How Much Equity Is Too Much To Give Away?
One day in the shower, a eureka moment inspires you with a novel idea that can solve a real problem for real people. You build a prototype, test it with potential customers, and your cursory one-page business plan looks bullet proof. You’re all set to start the new venture!
One problem: you’re don’t have cash to set up shop.
Sweat equity is often the best form of start-up capital. But selling ephemeral riches to your first hire seldom works. And for some ventures, getting the simplest minimum viable product working costs millions.
Time to find investors for seed capital.
This is usually the one problem every entrepreneur hits when starting out. Fortunately, finding investors is not the hardest problem to solve. There’s a lot of capital looking for places to invest, despite a global pandemic and locked down economies. (In fact, especially due to a pandemic, investors are struggling to find viable investments.)
The real problem is negotiating how much equity to exchange for capital. If your start-up is pre-revenue or there’s no market traction, your first investor will want a big chunk of equity. Makes sense, right? After all, they’d be putting a big chunk of capital at risk.
Practically and logically, giving away a 100% equity stake for 100% of the capital is not unreasonable. But then you’d no longer be the entrepreneur, merely an employee. That leaves little reason for you to drive growth – you know the sacrifices needed to make a new venture work!

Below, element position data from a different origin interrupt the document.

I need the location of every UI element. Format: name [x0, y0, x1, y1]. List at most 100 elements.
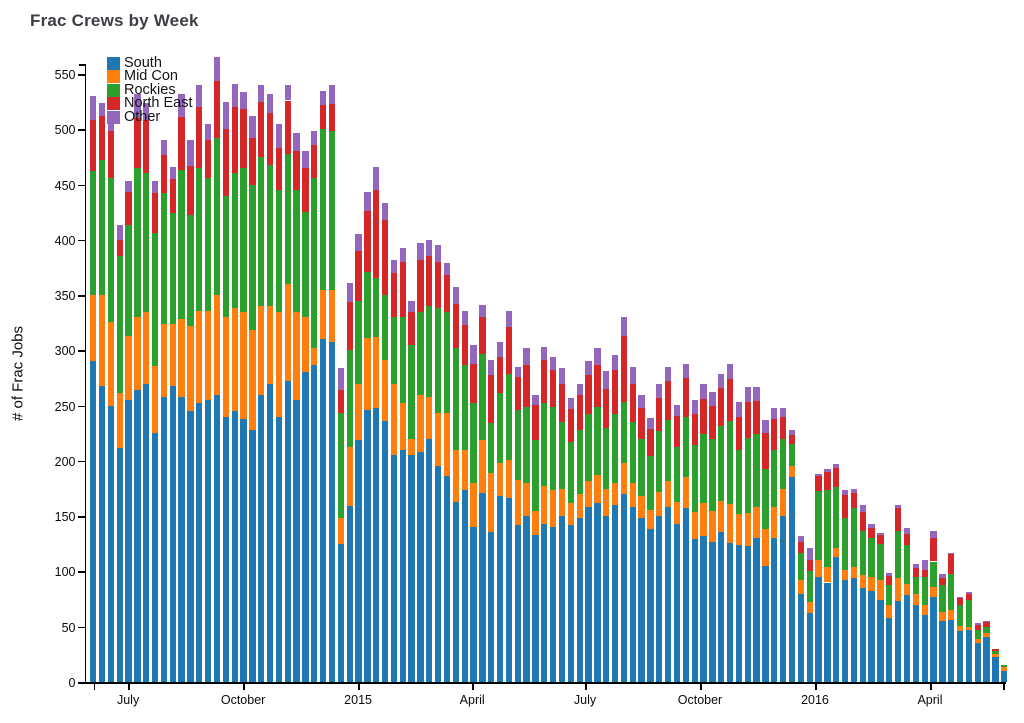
bar-segment-south [381, 421, 389, 682]
bar-segment-south [939, 621, 946, 682]
bar-segment-mid-con [160, 323, 168, 397]
bar-segment-north-east [98, 115, 106, 161]
y-tick [78, 626, 85, 629]
bar-segment-other [779, 407, 787, 417]
bar-segment-rockies [222, 195, 229, 318]
bar-segment-other [638, 394, 645, 408]
bar-segment-rockies [514, 410, 521, 480]
bar-segment-rockies [656, 431, 663, 492]
bar-segment-north-east [213, 80, 221, 139]
bar-segment-mid-con [116, 393, 123, 448]
bar-segment-north-east [470, 363, 477, 404]
bar-segment-south [824, 582, 831, 682]
bar-segment-other [965, 592, 973, 594]
bar-segment-rockies [726, 421, 734, 504]
bar-segment-other [833, 464, 840, 468]
bar-segment-north-east [700, 398, 707, 435]
bar-segment-north-east [647, 428, 654, 457]
bar-segment-mid-con [806, 602, 813, 614]
bar-segment-other [523, 348, 530, 365]
bar-segment-north-east [319, 104, 327, 130]
bar-segment-rockies [718, 425, 725, 501]
bar-segment-other [98, 102, 106, 116]
bar-segment-south [974, 643, 981, 682]
bar-segment-north-east [611, 370, 619, 415]
y-tick-label: 500 [54, 123, 76, 138]
bar-segment-north-east [532, 404, 539, 440]
x-tick-label: 2015 [344, 693, 372, 707]
bar-segment-rockies [868, 538, 875, 577]
bar-segment-mid-con [930, 586, 937, 597]
bar-segment-mid-con [470, 483, 477, 528]
bar-segment-mid-con [868, 576, 875, 592]
bar-segment-rockies [505, 373, 513, 460]
y-tick [78, 129, 85, 131]
bar-segment-north-east [160, 154, 168, 194]
bar-segment-north-east [134, 118, 141, 168]
bar-segment-north-east [682, 377, 689, 417]
bar-segment-rockies [231, 173, 238, 309]
bar-segment-mid-con [638, 496, 645, 519]
bar-segment-mid-con [488, 473, 495, 532]
y-tick [78, 460, 85, 463]
bar-segment-south [1001, 670, 1008, 682]
bar-segment-mid-con [496, 463, 504, 497]
x-tick [243, 682, 245, 690]
bar-segment-north-east [143, 120, 150, 174]
bar-segment-rockies [443, 311, 451, 414]
bar-segment-north-east [629, 383, 636, 423]
bar-segment-north-east [939, 578, 946, 585]
y-tick-label: 550 [54, 67, 76, 82]
bar-segment-rockies [691, 445, 698, 512]
bar-segment-south [328, 341, 336, 682]
legend-swatch-icon [107, 70, 120, 84]
bar-segment-south [797, 593, 804, 682]
bar-segment-mid-con [532, 510, 539, 535]
bar-segment-north-east [328, 103, 336, 132]
bar-segment-other [629, 366, 636, 384]
bar-segment-other [682, 363, 689, 378]
bar-segment-other [496, 341, 504, 357]
bar-segment-rockies [178, 170, 185, 320]
bar-segment-north-east [567, 408, 574, 443]
bar-segment-other [90, 96, 97, 121]
bar-segment-mid-con [426, 396, 433, 439]
bar-segment-south [373, 407, 380, 682]
bar-segment-rockies [151, 233, 159, 366]
bar-segment-other [797, 536, 804, 542]
bar-segment-other [567, 397, 574, 409]
bar-segment-south [187, 411, 194, 682]
bar-segment-south [443, 476, 451, 682]
bar-segment-other [461, 310, 468, 325]
bar-segment-rockies [567, 442, 574, 503]
bar-segment-other [231, 83, 238, 108]
bar-segment-north-east [196, 107, 203, 168]
bar-segment-other [240, 91, 247, 110]
bar-segment-other [611, 354, 619, 371]
bar-segment-mid-con [187, 326, 194, 412]
bar-segment-mid-con [664, 480, 672, 508]
bar-segment-mid-con [178, 319, 185, 397]
bar-segment-mid-con [841, 570, 849, 581]
bar-segment-south [611, 505, 619, 682]
bar-segment-north-east [293, 151, 300, 191]
bar-segment-south [178, 396, 185, 682]
bar-segment-north-east [258, 101, 265, 157]
bar-segment-mid-con [833, 548, 840, 558]
bar-segment-other [744, 386, 751, 403]
bar-segment-rockies [346, 350, 353, 447]
bar-segment-north-east [779, 416, 787, 439]
bar-segment-rockies [204, 177, 212, 311]
bar-segment-south [806, 613, 813, 682]
bar-segment-rockies [992, 651, 999, 655]
bar-segment-rockies [886, 584, 893, 605]
bar-segment-other [125, 181, 132, 193]
bar-segment-rockies [877, 543, 884, 581]
bar-segment-south [293, 400, 300, 682]
bar-segment-south [594, 502, 601, 682]
bar-segment-other [576, 383, 583, 395]
bar-segment-other [868, 523, 875, 529]
x-tick [128, 682, 130, 690]
bar-segment-south [877, 600, 884, 682]
bar-segment-south [868, 591, 875, 682]
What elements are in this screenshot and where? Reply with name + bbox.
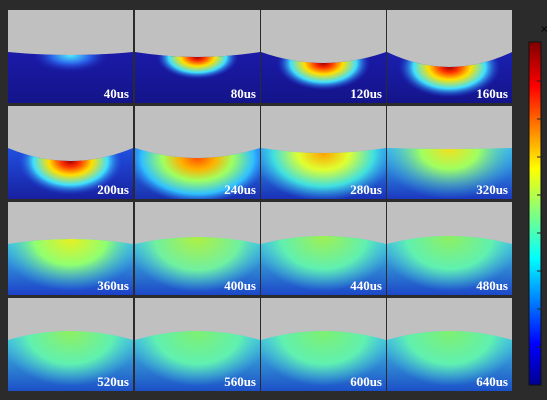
time-label: 640us bbox=[476, 374, 508, 389]
panel: 40us bbox=[8, 10, 133, 103]
time-label: 400us bbox=[224, 278, 256, 293]
time-label: 160us bbox=[476, 86, 508, 101]
heat-zone bbox=[135, 237, 260, 292]
colorbar bbox=[528, 41, 542, 386]
panel: 600us bbox=[261, 298, 386, 391]
panel: 360us bbox=[8, 202, 133, 295]
panel: 560us bbox=[135, 298, 260, 391]
panel-grid: 40us 80us 120us 160us 200us 240us 280us 320us 36… bbox=[8, 10, 512, 391]
time-label: 200us bbox=[97, 182, 129, 197]
time-label: 120us bbox=[350, 86, 382, 101]
panel: 80us bbox=[135, 10, 260, 103]
panel: 200us bbox=[8, 106, 133, 199]
heat-zone bbox=[261, 331, 386, 386]
time-label: 560us bbox=[224, 374, 256, 389]
panel: 480us bbox=[387, 202, 512, 295]
time-label: 320us bbox=[476, 182, 508, 197]
heat-zone bbox=[8, 331, 133, 386]
time-label: 280us bbox=[350, 182, 382, 197]
panel: 120us bbox=[261, 10, 386, 103]
heat-zone bbox=[149, 52, 246, 83]
heat-zone bbox=[135, 148, 260, 199]
heat-zone bbox=[387, 236, 512, 291]
time-label: 440us bbox=[350, 278, 382, 293]
panel: 240us bbox=[135, 106, 260, 199]
heat-zone bbox=[8, 239, 133, 291]
panel: 520us bbox=[8, 298, 133, 391]
panel: 320us bbox=[387, 106, 512, 199]
time-label: 520us bbox=[97, 374, 129, 389]
heat-zone bbox=[387, 331, 512, 386]
time-label: 600us bbox=[350, 374, 382, 389]
colorbar-exponent: × bbox=[540, 24, 547, 35]
time-label: 240us bbox=[224, 182, 256, 197]
heat-zone bbox=[135, 331, 260, 386]
heat-zone bbox=[261, 148, 386, 199]
panel: 160us bbox=[387, 10, 512, 103]
heat-zone bbox=[387, 148, 512, 199]
colorbar-ticks bbox=[537, 80, 541, 348]
heat-zone bbox=[8, 148, 133, 199]
panel: 400us bbox=[135, 202, 260, 295]
time-label: 480us bbox=[476, 278, 508, 293]
time-label: 80us bbox=[231, 86, 256, 101]
time-label: 360us bbox=[97, 278, 129, 293]
panel: 640us bbox=[387, 298, 512, 391]
heat-zone bbox=[268, 52, 379, 95]
heat-zone bbox=[389, 52, 510, 103]
panel: 280us bbox=[261, 106, 386, 199]
panel: 440us bbox=[261, 202, 386, 295]
time-label: 40us bbox=[104, 86, 129, 101]
heat-zone bbox=[261, 236, 386, 291]
heat-zone bbox=[30, 52, 111, 73]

That’s why most savvy early-stage investors and venture capitalists will want the founders to retain a controlling stake. In exchange for investors “giving up” equity, they might negotiate other terms, like guaranteed chairman or director positions to influence decisions at board level, or a convertible loan portion instead of pure equity.
So giving away 30%, or 40% or even 49% for seed capital sounds OK, eh? As founder, you would still be running the show, right?
Yes. In the short term.
We recently helped a client in their negotiations with a prospective investor. In exchange for several million in seed money, the investor asked for a 40% stake, leaving the founders with 60%. On the surface, it wasn’t an unreasonable offer. But we advised our client to leave the money on the table.
Given the growth plans we co-developed with our client, we knew that seed funding was not the only funding we’d need. Even with pessimistic growth projections, we’d forecast needing a series A funding round for market expansion within 3 years. With the forecast value of the business at that stage, combined with the growth capital needed, the equity dilution would have easily pushed the founding owners to be jointly minority shareholders.
Of course, the next funding round didn’t have to be through selling equity; debt- and asset financing could have worked. But why limit future options before you’ve left the starting gates?
While the best investments are where everyone gets along, we can’t count on relations not getting fractious and parties relying on their legal rights to enforce their interests. Maybe the best example of a founder getting voted out was when Apple fired Steve Jobs. It happens.
So you want to leave room to “sell” a little more equity later.
You also want to leave room for employee share options.
That being said, after a few funding rounds and rewarding employee equity, it’s normal for the founders to be minority shareholders in a growth-oriented business. (This is different for founders building a legacy business or family-run business.)
Either way, a rough rule of thumb is for founding entrepreneurs to exit a growth business with at least 25%. Two factors inform the exit equity proportion: 1. to make the sweat, family and emotional sacrifices worthwhile, and 2. to assure retirement funding and financial freedom.
Regardless of your reasons and timelines for being in business, plan your end-game scenarios before your first investment negotiations.
Regardless of whether you’re building a growth business to exit soon or a family legacy, you don’t want to give away too much equity too early.